| Subject: UN urges Indon to conduct
"systematic investigation'' of Timor atrocities
UN urges Indonesia to complete Timor rights probe
By Stephanie Nebehay
GENEVA, April 25 (Reuters) - The main U.N. human rights forum on
Tuesday called on Indonesia to carry out a ``systematic investigation''
into violations in East Timor and bring to justice those responsible for
atrocities.
In a statement adopted by consensus, the U.N. Commission on Human
Rights, whose 53 member states include Indonesia, urged Jakarta to set up
a special human rights court to try suspects.
Indonesia's ambassador Hassan Wirajuda took the floor to acknowledge
international concern and point to concrete steps his government had taken
to conduct an across the board investigation into violations in East
Timor.
Indonesia's parliament was about to adopt a law setting up a human
rights court, he added.
European Union and U.S. delegates took the floor to express
satisfaction with the text -- keeping up the pressure on Indonesia to
investigate the violations.
The Commission text also expressed concern at militias intimidating the
estimated 100,000 East Timorese refugees remaining in camps in West Timor
and called for their ``safe and voluntary return.''
Anti-independence militias backed by Indonesian troops went on a spree
of killing and destruction last September after East Timorese voted
overwhelmingly to throw off Indonesian rule.
REPORT WELCOMES SOME PROGRESS
The chairman's statement, read out by Nepal's ambassador who chairs the
annual six-week session in Geneva, welcomed ``general progress made and
some concrete steps taken by the Indonesian government to investigate
fully violations of human rights...and to bring those responsible to
justice.''
An official national human rights inquiry implicated former armed
forces chief Wiranto, five other generals and other senior officials in
the bloodshed. Wiranto, who denies any wrongdoing, was suspended from his
cabinet post as chief security minister in February pending further
investigations.
The chairman's statement supported Secretary-General Kofi Annan's plan
to strengthen the capacity of the U.N. Transitional Administration in East
Timor to conduct forensic investigations.

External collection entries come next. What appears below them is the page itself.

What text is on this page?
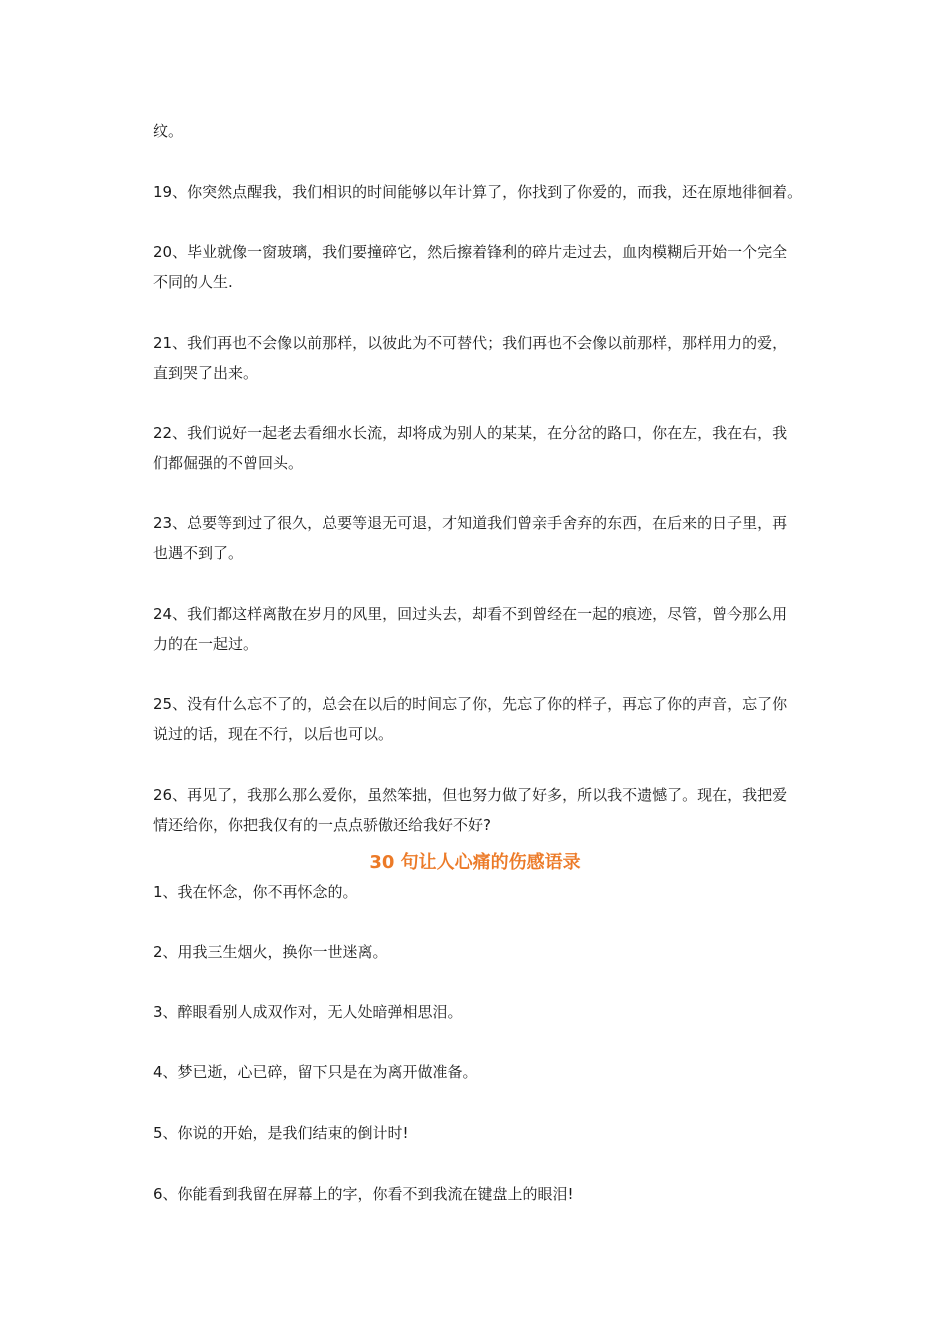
纹。
19、你突然点醒我，我们相识的时间能够以年计算了，你找到了你爱的，而我，还在原地徘徊着。
20、毕业就像一窗玻璃，我们要撞碎它，然后擦着锋利的碎片走过去，血肉模糊后开始一个完全
不同的人生.
21、我们再也不会像以前那样，以彼此为不可替代；我们再也不会像以前那样，那样用力的爱，
直到哭了出来。
22、我们说好一起老去看细水长流，却将成为别人的某某，在分岔的路口，你在左，我在右，我
们都倔强的不曾回头。
23、总要等到过了很久，总要等退无可退，才知道我们曾亲手舍弃的东西，在后来的日子里，再
也遇不到了。
24、我们都这样离散在岁月的风里，回过头去，却看不到曾经在一起的痕迹，尽管，曾今那么用
力的在一起过。
25、没有什么忘不了的，总会在以后的时间忘了你，先忘了你的样子，再忘了你的声音，忘了你
说过的话，现在不行，以后也可以。
26、再见了，我那么那么爱你，虽然笨拙，但也努力做了好多，所以我不遗憾了。现在，我把爱
情还给你，你把我仅有的一点点骄傲还给我好不好?
30 句让人心痛的伤感语录
1、我在怀念，你不再怀念的。
2、用我三生烟火，换你一世迷离。
3、醉眼看别人成双作对，无人处暗弹相思泪。
4、梦已逝，心已碎，留下只是在为离开做准备。
5、你说的开始，是我们结束的倒计时!
6、你能看到我留在屏幕上的字，你看不到我流在键盘上的眼泪!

Indonesia's attorney-general said in Jakarta on Monday that he hoped to
begin trials in May on last year's atrocities in East Timor, although no
one has been formally charged.
The U.N. Commission on Human Rights held an emergency session last
September on East Timor and launched a U.N. commission of inquiry into the
orgy of bloodshed.
The investigators carried out a nine-day probe last November and
recommended last January that the United Nations set up an independent
tribunal to prosecute those responsible for murders and rapes, including
elements of Indonesia's army.
In February, the U.N. Security Council urged Indonesia to bring to
justice those responsible for violations in East Timor but shied away from
recommending or even mentioning an international tribunal.